Of bigger concern is the effect rising mortgage rates could have on the nascent economic recovery. The stock market has rallied since early March on the assumption the recession will end this year. Federal Reserve Chairman Ben Bernanke has been calling early signs of economic stabilization "green shoots" — and one of those shoots was a pickup in refinancing activity caused by tumbling mortgage rates.

But mortgage rates have rebounded sharply over the past few days as the nation’s growing debt raises concerns that government-backed assets could lose some of their value.

Loan officer Dan Green has been around the mortgage business for six years, but he can’t remember watching a move in interest rates like the spike that took place on Wednesday.

In the space of 90 minutes, he said, rates on a 30-year fixed mortgage jumped about five-eighths of a point, hiking the annual cost of a $300,000 loan by more than $1,000.

"So far, the reaction has been immediate," said Green, a Cincinnati-based agent for Chicago’s Mobium Mortgage Group Inc. "I had people who had refi options Tuesday morning that didn’t have them on Wednesday."

It’s a trend that could slow both refinancing and home buying if it continues, threatening the larger economy.
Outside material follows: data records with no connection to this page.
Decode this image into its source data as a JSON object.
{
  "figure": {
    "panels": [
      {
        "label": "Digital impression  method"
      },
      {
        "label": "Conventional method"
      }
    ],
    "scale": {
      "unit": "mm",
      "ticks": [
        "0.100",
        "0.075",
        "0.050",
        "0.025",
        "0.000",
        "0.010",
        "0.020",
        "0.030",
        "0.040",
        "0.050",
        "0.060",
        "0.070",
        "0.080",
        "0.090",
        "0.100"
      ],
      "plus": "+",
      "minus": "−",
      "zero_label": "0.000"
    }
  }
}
Home sales generally generate jobs tied to construction and manufacturing of household items, such as furniture and appliances. And if existing homeowners refinance, it could free up more cash to be used for consumer purchases payday loans.

Analysts say higher mortgage rates won’t necessarily derail the economy’s recovery, but it certainly won’t help.

"If the Fed does not step in, you are going to see the ‘green shoots’ get frost bite," said T.J. Marta, founder of financial research firm Marta on the Markets.

The average rate for a 30-year fixed mortgage is back at 4.91 percent this week, up from 4.82 percent last week, Freddie Mac said Thursday.

The 30-year fixed mortgage rate hit a record low of 4.78 percent in April thanks in large part to the Fed’s decision this year to buy as much as $1.25 trillion in mortgage securities and $300 billion in Treasury notes.

Lower rates led to a surge in mortgage applications. Applications rose for five straight weeks between early March and early April, according to the Mortgage Bankers Association. And sales of both existing and new homes ticked higher from March to April.

The Fed’s moves, however, have recently lost their effectiveness in the market. The yields on the 10-year and 30-year Treasury notes have surged to a six-month high and are nearly where they were a year ago. That’s significant because Treasury yields, or their annual rates of return, help set mortgage rates.

Mortgage activity is already starting to decline. Mortgage applications tumbled 14 percent in the week ended May 22 from the previous week, the Mortgage Bankers Association said Wednesday. Applications to refinance a loan were down almost 19 percent.

The Fed has many tools to bring rates down again. It could increase how much it intends to spend on Treasury purchases or mortgage-backed securities. It could also decide to simply buy longer-dated Treasurys, said David Ader, government bond strategist at RBS Greenwich Capital. Recently, the Fed has been focusing on buying shorter-term government debt.

But if the Fed buys more Treasurys, some investors worry the central bank’s moves could have unintended consequences. That’s because when the Fed buys the debt that the government issues, it is essentially creating money. And that can cause inflation and weaken the value of the dollar against other major currencies.